The classic Harley motor is a V-twin with 45-degree angle between cylinders. The design is covered under several US patents because it’s an important part of the allure of a Harley. Harley riders get high-torque from a small space and they enjoy the choppy sound from the engine that’s a massive part of the experience of owning and riding a Harley. What will customers think in August 2019 when Harley’s first electric bike arrives but makes no sound?

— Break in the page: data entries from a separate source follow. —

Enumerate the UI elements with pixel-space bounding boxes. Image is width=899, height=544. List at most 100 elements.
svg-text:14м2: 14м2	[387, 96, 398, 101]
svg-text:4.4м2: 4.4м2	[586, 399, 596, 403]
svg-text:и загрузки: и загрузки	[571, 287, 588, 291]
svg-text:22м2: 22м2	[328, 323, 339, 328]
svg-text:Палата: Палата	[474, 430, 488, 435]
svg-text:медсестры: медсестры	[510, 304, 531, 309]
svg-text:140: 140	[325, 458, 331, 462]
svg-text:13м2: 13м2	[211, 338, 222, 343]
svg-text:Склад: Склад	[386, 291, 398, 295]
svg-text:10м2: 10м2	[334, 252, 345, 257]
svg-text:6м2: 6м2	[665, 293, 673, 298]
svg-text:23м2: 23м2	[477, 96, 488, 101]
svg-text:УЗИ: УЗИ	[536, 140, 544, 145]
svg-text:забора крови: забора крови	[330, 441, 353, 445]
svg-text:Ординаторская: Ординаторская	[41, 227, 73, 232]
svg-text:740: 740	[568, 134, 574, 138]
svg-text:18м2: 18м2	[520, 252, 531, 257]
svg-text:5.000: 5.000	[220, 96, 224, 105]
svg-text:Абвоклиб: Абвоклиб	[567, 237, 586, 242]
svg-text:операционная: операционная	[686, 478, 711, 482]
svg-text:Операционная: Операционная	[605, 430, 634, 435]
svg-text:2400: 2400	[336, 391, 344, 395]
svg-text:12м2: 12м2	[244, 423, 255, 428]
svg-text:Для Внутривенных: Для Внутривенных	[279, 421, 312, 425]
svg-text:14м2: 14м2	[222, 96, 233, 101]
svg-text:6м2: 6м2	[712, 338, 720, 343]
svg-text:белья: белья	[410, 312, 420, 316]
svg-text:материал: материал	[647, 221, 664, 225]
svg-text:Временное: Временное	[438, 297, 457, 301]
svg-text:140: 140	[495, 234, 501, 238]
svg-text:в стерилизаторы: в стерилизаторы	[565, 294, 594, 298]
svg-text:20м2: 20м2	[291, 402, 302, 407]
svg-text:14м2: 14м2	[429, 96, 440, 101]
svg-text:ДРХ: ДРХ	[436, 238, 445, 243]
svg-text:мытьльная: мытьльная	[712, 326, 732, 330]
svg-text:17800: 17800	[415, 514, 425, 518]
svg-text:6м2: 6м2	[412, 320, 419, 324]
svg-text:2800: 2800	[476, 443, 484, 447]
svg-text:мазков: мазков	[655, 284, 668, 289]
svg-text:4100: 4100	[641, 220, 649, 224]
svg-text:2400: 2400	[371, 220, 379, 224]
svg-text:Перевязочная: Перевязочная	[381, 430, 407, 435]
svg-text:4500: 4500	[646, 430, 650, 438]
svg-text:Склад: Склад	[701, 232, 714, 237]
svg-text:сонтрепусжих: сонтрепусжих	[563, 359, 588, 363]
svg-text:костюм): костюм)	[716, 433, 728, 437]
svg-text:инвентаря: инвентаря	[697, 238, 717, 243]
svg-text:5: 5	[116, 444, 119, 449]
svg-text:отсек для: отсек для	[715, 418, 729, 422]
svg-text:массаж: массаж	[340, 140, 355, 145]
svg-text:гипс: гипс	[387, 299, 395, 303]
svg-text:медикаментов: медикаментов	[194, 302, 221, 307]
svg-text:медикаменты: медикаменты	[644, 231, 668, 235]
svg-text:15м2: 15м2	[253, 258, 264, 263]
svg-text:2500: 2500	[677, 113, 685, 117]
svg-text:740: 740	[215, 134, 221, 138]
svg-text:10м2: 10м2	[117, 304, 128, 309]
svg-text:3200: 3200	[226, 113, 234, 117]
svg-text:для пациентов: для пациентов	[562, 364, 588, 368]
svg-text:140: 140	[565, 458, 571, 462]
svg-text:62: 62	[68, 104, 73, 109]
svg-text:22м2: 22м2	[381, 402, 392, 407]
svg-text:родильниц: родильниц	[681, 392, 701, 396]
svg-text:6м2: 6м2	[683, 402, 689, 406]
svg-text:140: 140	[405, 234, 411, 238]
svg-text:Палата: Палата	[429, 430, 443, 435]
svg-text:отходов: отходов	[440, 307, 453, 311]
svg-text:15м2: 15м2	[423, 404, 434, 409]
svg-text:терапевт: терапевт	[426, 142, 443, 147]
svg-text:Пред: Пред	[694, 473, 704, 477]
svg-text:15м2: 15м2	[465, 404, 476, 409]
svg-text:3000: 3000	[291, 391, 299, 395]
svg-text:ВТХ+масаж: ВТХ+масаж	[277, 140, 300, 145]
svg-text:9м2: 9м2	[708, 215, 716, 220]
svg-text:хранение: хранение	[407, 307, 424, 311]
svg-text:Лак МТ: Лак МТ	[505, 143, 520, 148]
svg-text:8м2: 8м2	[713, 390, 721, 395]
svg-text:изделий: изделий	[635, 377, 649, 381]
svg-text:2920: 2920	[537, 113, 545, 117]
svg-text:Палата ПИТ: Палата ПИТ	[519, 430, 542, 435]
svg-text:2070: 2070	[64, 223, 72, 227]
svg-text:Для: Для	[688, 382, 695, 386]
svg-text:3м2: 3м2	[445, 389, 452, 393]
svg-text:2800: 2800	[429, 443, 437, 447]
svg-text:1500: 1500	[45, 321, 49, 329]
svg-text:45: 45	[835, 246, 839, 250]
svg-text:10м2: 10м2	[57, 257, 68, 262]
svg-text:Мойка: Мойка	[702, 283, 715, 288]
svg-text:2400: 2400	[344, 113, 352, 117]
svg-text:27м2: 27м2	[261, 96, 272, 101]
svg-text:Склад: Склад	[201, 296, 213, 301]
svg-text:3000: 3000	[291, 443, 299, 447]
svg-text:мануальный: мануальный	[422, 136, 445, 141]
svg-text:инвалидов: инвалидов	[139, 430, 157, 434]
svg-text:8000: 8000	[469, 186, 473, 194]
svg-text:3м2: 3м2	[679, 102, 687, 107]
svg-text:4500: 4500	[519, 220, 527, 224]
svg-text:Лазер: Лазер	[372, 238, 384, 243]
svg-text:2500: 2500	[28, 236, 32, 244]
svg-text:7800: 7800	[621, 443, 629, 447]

Harley only introduced Electronic Fuel Injection (EFI) in 1995. Fuel injection has been used in car engines since the late 1970s so Harley didn’t get on board that motoring revolution for close to two decades. Electric motorbikes have been around since the turn of the 20th century but they were commercially appealing for manufacturers until recently. China buys the most e-bikes but the market across the rest of the world is growing so quickly that according to Statista.com, 40 million e-bikes will have been sold globally. China will remain the highest market with close to 90 percent of all sales but that still leaves 6 million e-bikes for the rest of the world to enjoy. How many of the 6 million customers will opt for the new Harley LiveWire?